Re:I like the angle from which you view the issue. (Score:2)
> ... but I think your misinterpreting the GPL a little, and therefore miss a few points by a hair's breadth.
No I am not. I am simply omitting the discussion of GPL's desire to eliminate proprietary software. It is an entirely another topic, but you can easily infer what I think about it from the last few paragraphs describing how I interpret the difference in the two licenses' view of property.
Re: (Score:1)
But it's not another topic altogether, if that's what's behind how GPL advocates view the relationship of their license to their code.
It's that different view that IMO sparks the particular use of language in each camp, so it becomes central to the issue.
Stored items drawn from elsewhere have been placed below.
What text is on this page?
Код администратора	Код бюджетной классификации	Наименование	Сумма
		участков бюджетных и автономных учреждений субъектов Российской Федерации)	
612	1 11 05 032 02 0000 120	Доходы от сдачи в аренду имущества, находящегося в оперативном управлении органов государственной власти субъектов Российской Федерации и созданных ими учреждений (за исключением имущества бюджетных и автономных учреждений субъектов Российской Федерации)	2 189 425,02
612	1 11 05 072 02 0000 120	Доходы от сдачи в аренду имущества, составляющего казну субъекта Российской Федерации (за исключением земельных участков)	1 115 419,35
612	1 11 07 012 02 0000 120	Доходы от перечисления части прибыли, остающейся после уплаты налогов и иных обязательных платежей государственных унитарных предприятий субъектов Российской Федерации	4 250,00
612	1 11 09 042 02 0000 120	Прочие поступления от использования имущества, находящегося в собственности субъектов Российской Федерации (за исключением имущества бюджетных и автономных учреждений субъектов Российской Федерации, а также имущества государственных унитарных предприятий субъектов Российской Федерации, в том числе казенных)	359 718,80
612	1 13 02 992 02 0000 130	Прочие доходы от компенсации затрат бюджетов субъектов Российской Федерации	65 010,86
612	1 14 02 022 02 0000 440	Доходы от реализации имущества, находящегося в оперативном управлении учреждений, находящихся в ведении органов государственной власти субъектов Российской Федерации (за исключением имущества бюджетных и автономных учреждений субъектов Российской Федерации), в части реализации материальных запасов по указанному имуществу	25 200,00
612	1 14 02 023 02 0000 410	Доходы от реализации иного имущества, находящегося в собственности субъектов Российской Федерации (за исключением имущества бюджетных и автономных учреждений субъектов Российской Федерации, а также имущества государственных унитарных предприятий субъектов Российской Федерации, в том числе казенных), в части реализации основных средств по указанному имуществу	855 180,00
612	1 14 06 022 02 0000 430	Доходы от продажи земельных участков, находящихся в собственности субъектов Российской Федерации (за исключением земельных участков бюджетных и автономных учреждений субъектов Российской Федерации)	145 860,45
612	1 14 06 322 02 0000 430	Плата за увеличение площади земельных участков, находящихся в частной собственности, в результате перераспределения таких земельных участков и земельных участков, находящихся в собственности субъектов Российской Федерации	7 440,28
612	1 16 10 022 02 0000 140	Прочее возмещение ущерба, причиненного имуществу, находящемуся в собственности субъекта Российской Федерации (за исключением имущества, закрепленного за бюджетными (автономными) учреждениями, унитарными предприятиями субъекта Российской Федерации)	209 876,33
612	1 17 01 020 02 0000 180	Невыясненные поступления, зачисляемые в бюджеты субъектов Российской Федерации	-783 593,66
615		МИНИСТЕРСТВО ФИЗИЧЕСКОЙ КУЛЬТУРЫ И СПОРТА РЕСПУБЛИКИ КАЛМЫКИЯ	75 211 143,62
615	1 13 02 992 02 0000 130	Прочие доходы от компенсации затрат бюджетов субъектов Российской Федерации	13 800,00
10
I won't disagree with your suggestion that GPL advocates changing their language a bit might help at all, fwiw.
Re: (Score:2)
> But it's not another topic if that's what's behind how GPL advocates view the relationship of their license to their code.
What I was speaking of is not their philosophy, but rather the way in which they express it, which makes both sides of the argument totally misunderstand each other. Yes, I can argue about the philosophy, and I think after reading the three hundred some replies to my article I will have to. But the point of this one was to get both parties to speak the same language, because that is
Re: (Score:1)
IMO getting both parties to speak the same language is akin to asking a red-green-blind person to properly apply the words "green" and "red". Words mean different things to different people, despite Russell's best efforts.
But I get the impression you and I are closer in what we're trying to say than our different choice of words make it appear. I'm happy to leave it at that.